District 1 Supervisor Ally Miller refuses to wear mask after policy passed by board of supervisors

Tucson mask policy controversy

TUCSON, Ariz. (KOLD News 13) - The Pima County Board of Supervisors passed a mask policy on May 19, 2020, requiring everyone in the board chambers to wear a mask, including the supervisors themselves.

However, District 1 Supervisor Ally Miller has refused to wear a mask.

Other supervisors have complained to county administration which issued this memorandum stating the policy but also saying if a supervisor refused to wear a mask, a sheet of plexiglass would be used to separate them from the rest.

The county inserted a tall piece of plexiglass between Miller and District 5 Supervisor Betty Villegas.

Villegas complained to the board and administration and was told “that Ally didn’t have to wear it because she’s an elected official and we can’t force her to.”

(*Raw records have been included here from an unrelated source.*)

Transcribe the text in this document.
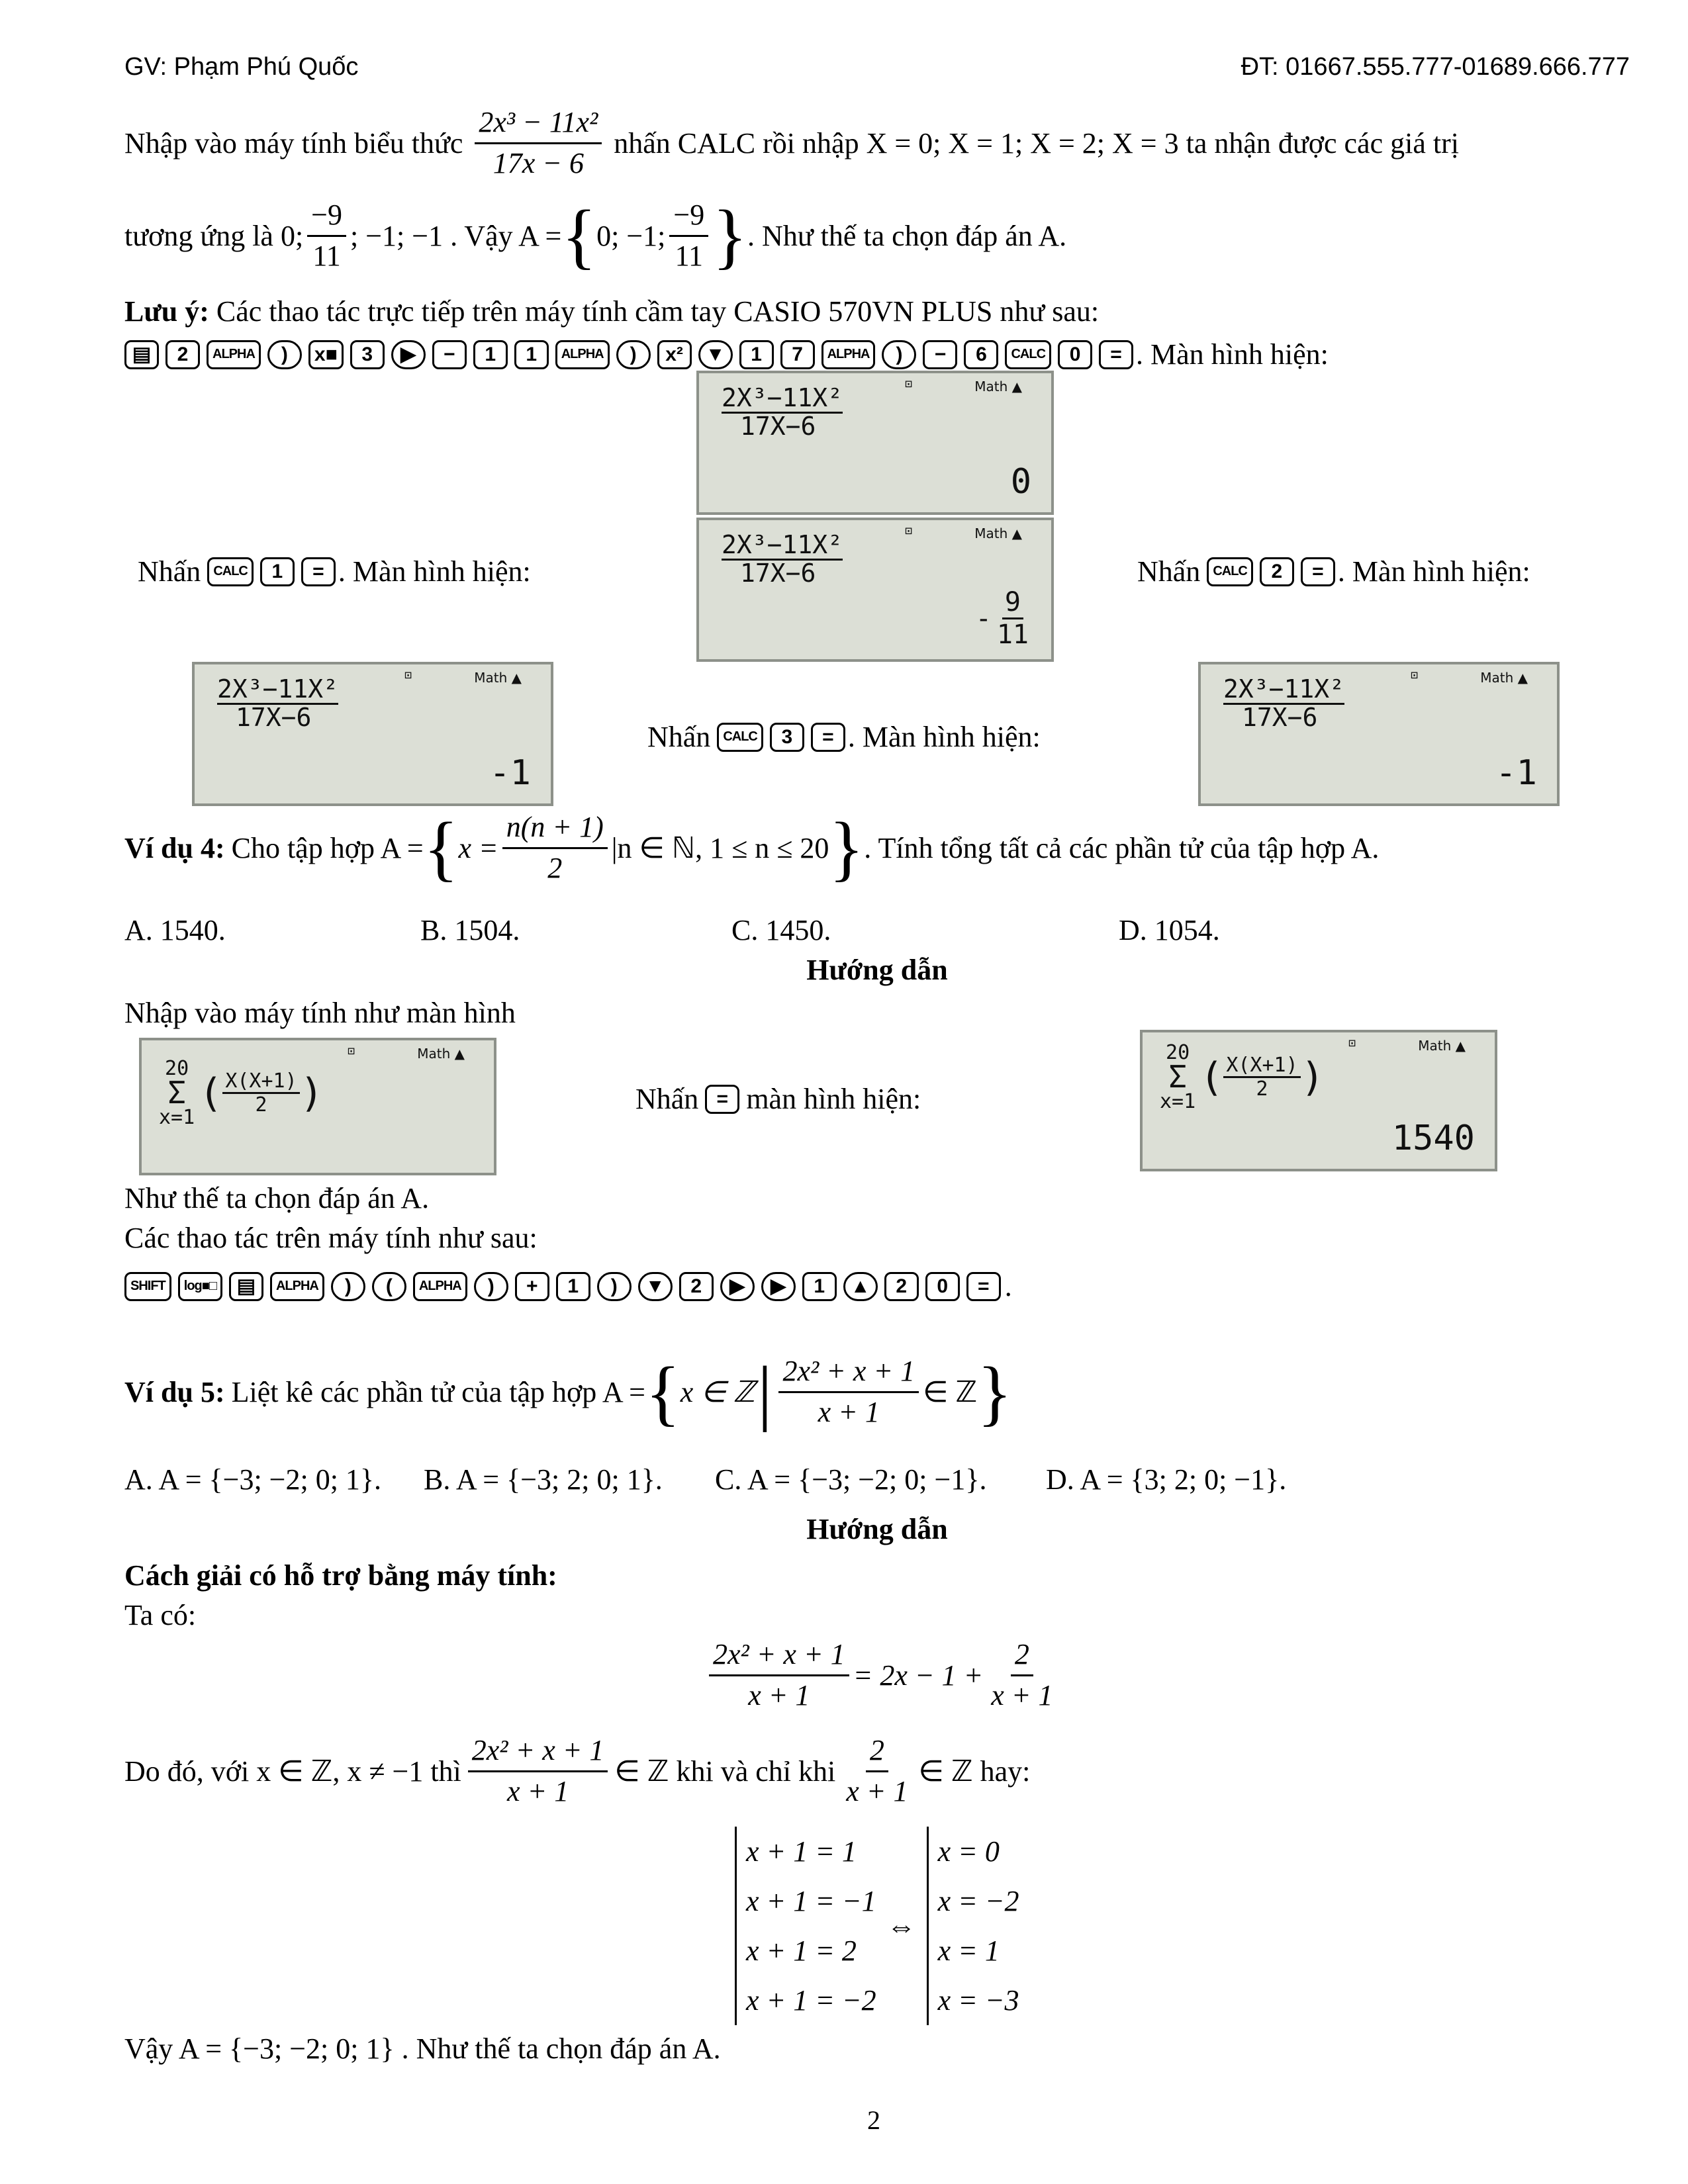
GV: Phạm Phú Quốc	ĐT: 01667.555.777-01689.666.777
Nhập vào máy tính biểu thức $\frac{\text{2x³ − 11x²}}{17x - 6}$ nhấn CALC rồi nhập X = 0; X = 1; X = 2; X = 3 ta nhận được các giá trị
tương ứng là 0; $\frac{-9}{11}$ ; −1; −1 . Vậy A = { 0; −1; $\frac{-9}{11}$ } . Như thế ta chọn đáp án A.
Lưu ý: Các thao tác trực tiếp trên máy tính cầm tay CASIO 570VN PLUS như sau:
▤	2	ALPHA	)	x■	3	▶	−	1	1	ALPHA	)	x²	▼	1	7	ALPHA	)	−	6	CALC	0	= . Màn hình hiện:
⊡	Math ▲
$\frac{\text{2X³−11X²}}{17X-6}$
0
Nhấn CALC	1	= . Màn hình hiện:
⊡	Math ▲
$\frac{\text{2X³−11X²}}{17X-6}$
- $\frac{9}{11}$
Nhấn CALC	2	= . Màn hình hiện:
⊡	Math ▲
$\frac{\text{2X³−11X²}}{17X-6}$
-1
Nhấn CALC	3	= . Màn hình hiện:
⊡	Math ▲
$\frac{\text{2X³−11X²}}{17X-6}$
-1
Ví dụ 4: Cho tập hợp A = { $x = \frac{n(n + 1)}{2} |n$ ∈ ℕ, 1 ≤ n ≤ 20 } . Tính tổng tất cả các phần tử của tập hợp A.
A. 1540.	B. 1504.	C. 1450.	D. 1054.
Hướng dẫn
Nhập vào máy tính như màn hình
⊡	Math ▲
20
Σ
x=1
( $\frac{X(X+1)}{2}$ )	Nhấn = màn hình hiện:
⊡	Math ▲
20
Σ
x=1
( $\frac{X(X+1)}{2}$ )
1540
Như thế ta chọn đáp án A.
Các thao tác trên máy tính như sau:
SHIFT	log■□	▤	ALPHA	)	(	ALPHA	)	+	1	)	▼	2	▶	▶	1	▲	2	0	= .
Ví dụ 5: Liệt kê các phần tử của tập hợp A = { x ∈ ℤ | $\frac{\text{2x² + x + 1}}{x + 1}$ ∈ ℤ }
A. A = {−3; −2; 0; 1}. B. A = {−3; 2; 0; 1}. C. A = {−3; −2; 0; −1}. D. A = {3; 2; 0; −1}.
Hướng dẫn
Cách giải có hỗ trợ bằng máy tính:
Ta có:
$\frac{\text{2x² + x + 1}}{x + 1} = 2x - 1 + \frac{2}{x + 1}$
Do đó, với x ∈ ℤ, x ≠ −1 thì $\frac{\text{2x² + x + 1}}{x + 1}$ ∈ ℤ khi và chỉ khi $\frac{2}{x + 1}$ ∈ ℤ hay:
x + 1 = 1
x + 1 = −1
x + 1 = 2
x + 1 = −2
⇔
x = 0
x = −2
x = 1
x = −3
Vậy A = {−3; −2; 0; 1} . Như thế ta chọn đáp án A.
2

But she added even with the plexiglass she “felt uncomfortable” but added “I was glad for it, I mean I’ll take any prevention I can get.”

It is causing a rift among the supervisors who say they passed the mask policy to protect everyone’s health.

“I’m not happy that Supervisor Miller is not following the rules,” said District 3 Supervisor Sharon Bronson. “I think in this time of a pandemic we need to follow the rules to protect not only ourselves but others.”

Miller did nor return our calls for response.

During the meeting, one man was arrested for breaking the rules and another said loudly as he stormed out of the meeting, “why am I required to wear a mask and she’s doesn’t”, referring to Miller.

“I did say under my mask, not very loudly, why don’t you ask her,” Villegas said. “But I don’t think he heard me.”

Bronson suggested Board Chair Ramone Valadez take a vote on whether Miller should be allowed to remain but he never called for it although he reminded Miller of the mask policy and the fact she should be wearing one.

“If there was a vote, I would have voted to remove her from the meeting,” Bronson said. Again, she could be “engaged in her office unless she decided she would wear a mask.”

“I think that it is your responsibility to protect the community that your represent and as an elected official you should set that example,” Villegas said. “If you’re not willing to do that, stay and home, stay in your office.”